Multiple comparisons on a net response formed by two independent responses

I have a group of organisms to which I apply a number of treatments (N). For half of the organisms to which I apply a treatment, I measure response y1 (effect) and for the other half I measure response y2 (control). Part of the responses later appear invalid and are discarded, resulting in unequal sample sizes. For each treatment, I am interested in the net response y1-y2 (difference between effect and control measurement). Note: These two responses are not paired, as they are measurements performed on different organisms and have both error within and between treatments.
My two questions are the following:
  • Which (omnibus) test should be applied over all treatments? Up till now, I have done an ANOVA putting in both treatment and control/effect as independent variables, but this does not strike me as correct.
  • How do I do the multiple comparisons/post hoc? I only need to compare between the null treatment (n=1) and the other treatments (n=i), like a Dunnet's test.
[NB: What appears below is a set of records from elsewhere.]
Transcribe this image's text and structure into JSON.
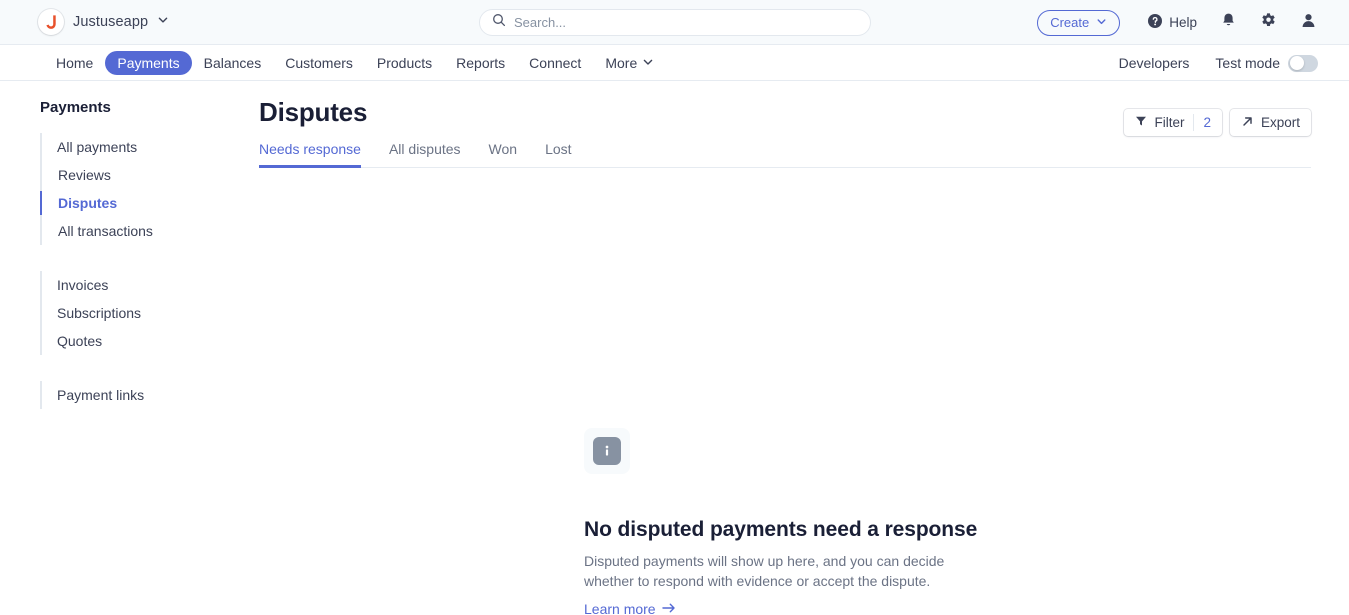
{
  "topbar": {
    "brand_name": "Justuseapp",
    "brand_initial": "J",
    "brand_chevron": "chevron-down-icon",
    "search": {
      "placeholder": "Search...",
      "value": "",
      "icon": "search-icon"
    },
    "create_label": "Create",
    "create_chevron": "chevron-down-icon",
    "help_label": "Help",
    "help_icon": "help-circle-icon",
    "notifications_icon": "bell-icon",
    "settings_icon": "gear-icon",
    "account_icon": "user-icon"
  },
  "nav": {
    "items": [
      {
        "label": "Home",
        "active": false
      },
      {
        "label": "Payments",
        "active": true
      },
      {
        "label": "Balances",
        "active": false
      },
      {
        "label": "Customers",
        "active": false
      },
      {
        "label": "Products",
        "active": false
      },
      {
        "label": "Reports",
        "active": false
      },
      {
        "label": "Connect",
        "active": false
      },
      {
        "label": "More",
        "active": false
      }
    ],
    "more_chevron": "chevron-down-icon",
    "developers_label": "Developers",
    "test_mode_label": "Test mode",
    "test_mode_on": false
  },
  "sidebar": {
    "title": "Payments",
    "items": [
      {
        "label": "All payments",
        "active": false,
        "level": 1
      },
      {
        "label": "Reviews",
        "active": false,
        "level": 2
      },
      {
        "label": "Disputes",
        "active": true,
        "level": 2
      },
      {
        "label": "All transactions",
        "active": false,
        "level": 2
      }
    ],
    "items2": [
      {
        "label": "Invoices",
        "active": false
      },
      {
        "label": "Subscriptions",
        "active": false
      },
      {
        "label": "Quotes",
        "active": false
      }
    ],
    "items3": [
      {
        "label": "Payment links",
        "active": false
      }
    ]
  },
  "page": {
    "title": "Disputes",
    "filter_label": "Filter",
    "filter_count": "2",
    "filter_icon": "funnel-icon",
    "export_label": "Export",
    "export_icon": "arrow-up-right-icon",
    "tabs": [
      {
        "label": "Needs response",
        "active": true
      },
      {
        "label": "All disputes",
        "active": false
      },
      {
        "label": "Won",
        "active": false
      },
      {
        "label": "Lost",
        "active": false
      }
    ]
  },
  "empty_state": {
    "icon": "info-icon",
    "title": "No disputed payments need a response",
    "description": "Disputed payments will show up here, and you can decide whether to respond with evidence or accept the dispute.",
    "link_label": "Learn more",
    "link_arrow": "arrow-right-icon"
  },
  "colors": {
    "accent": "#5469d4",
    "text_dark": "#1a1f36",
    "text_muted": "#6b7385",
    "brand_logo": "#e8512c",
    "icon_gray": "#8792a2"
  }
}
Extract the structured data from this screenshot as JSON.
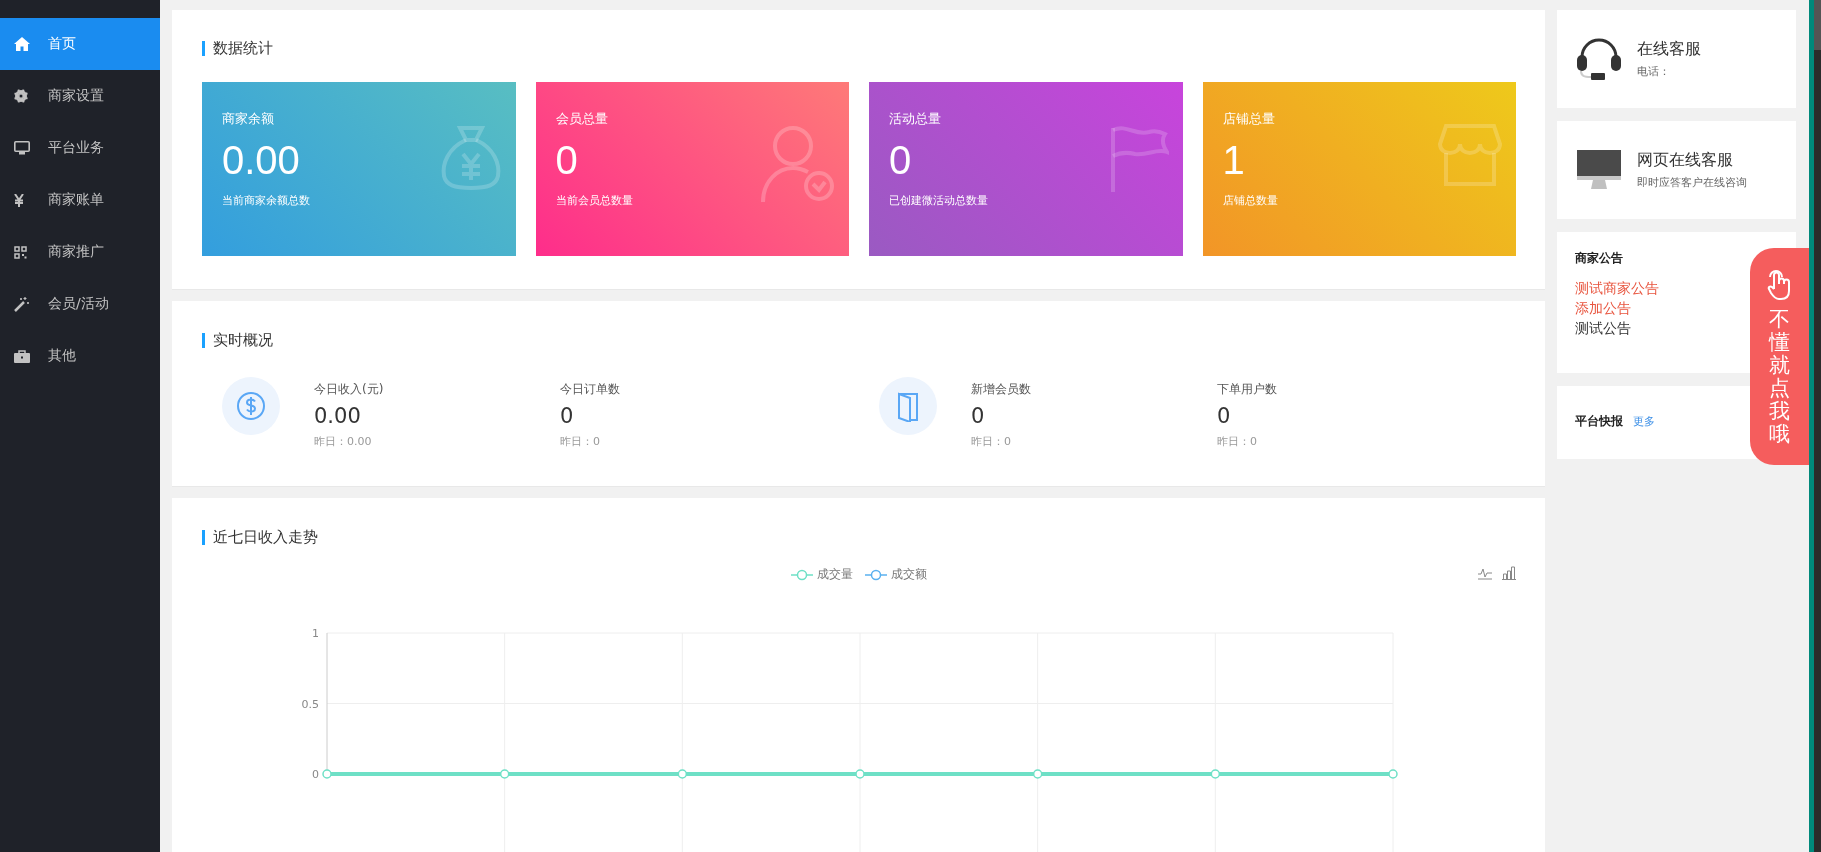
{
  "sidebar": {
    "items": [
      {
        "label": "首页",
        "selected": true
      },
      {
        "label": "商家设置",
        "selected": false
      },
      {
        "label": "平台业务",
        "selected": false
      },
      {
        "label": "商家账单",
        "selected": false
      },
      {
        "label": "商家推广",
        "selected": false
      },
      {
        "label": "会员/活动",
        "selected": false
      },
      {
        "label": "其他",
        "selected": false
      }
    ]
  },
  "stats": {
    "title": "数据统计",
    "cards": [
      {
        "label": "商家余额",
        "value": "0.00",
        "note": "当前商家余额总数"
      },
      {
        "label": "会员总量",
        "value": "0",
        "note": "当前会员总数量"
      },
      {
        "label": "活动总量",
        "value": "0",
        "note": "已创建微活动总数量"
      },
      {
        "label": "店铺总量",
        "value": "1",
        "note": "店铺总数量"
      }
    ]
  },
  "overview": {
    "title": "实时概况",
    "groups": [
      {
        "metrics": [
          {
            "label": "今日收入(元)",
            "value": "0.00",
            "yesterday": "昨日：0.00"
          },
          {
            "label": "今日订单数",
            "value": "0",
            "yesterday": "昨日：0"
          }
        ]
      },
      {
        "metrics": [
          {
            "label": "新增会员数",
            "value": "0",
            "yesterday": "昨日：0"
          },
          {
            "label": "下单用户数",
            "value": "0",
            "yesterday": "昨日：0"
          }
        ]
      }
    ]
  },
  "trend": {
    "title": "近七日收入走势",
    "chart_data": {
      "type": "line",
      "ylim": [
        0,
        1
      ],
      "yticks": [
        0,
        0.5,
        1
      ],
      "grid": true,
      "series": [
        {
          "name": "成交量",
          "color": "#6ee0c6",
          "marker": "circle",
          "values": [
            0,
            0,
            0,
            0,
            0,
            0,
            0
          ]
        },
        {
          "name": "成交额",
          "color": "#5ab1ef",
          "marker": "circle",
          "values": [
            null,
            null,
            null,
            null,
            null,
            null,
            null
          ]
        }
      ]
    }
  },
  "service": {
    "cards": [
      {
        "title": "在线客服",
        "subtitle": "电话："
      },
      {
        "title": "网页在线客服",
        "subtitle": "即时应答客户在线咨询"
      }
    ]
  },
  "notices": {
    "title": "商家公告",
    "items": [
      {
        "text": "测试商家公告",
        "color": "#e8553f"
      },
      {
        "text": "添加公告",
        "color": "#e8553f"
      },
      {
        "text": "测试公告",
        "color": "#333333"
      }
    ]
  },
  "news": {
    "title": "平台快报",
    "more": "更多"
  },
  "help_button": {
    "label": "不懂就点我哦"
  }
}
Up till now, I have made 95% confidence interval of y1-y2 (using the 2-sample independent t) for all treatment groups and then compared which, but this does not sound 100% right either and loses quite some power (and runs into p-adjustment).
I work in R to perform my analyses, in case that is relevant. I have seen stuff about mixed models and longitudinal models but I am not sure if that is what I need and how it applies here.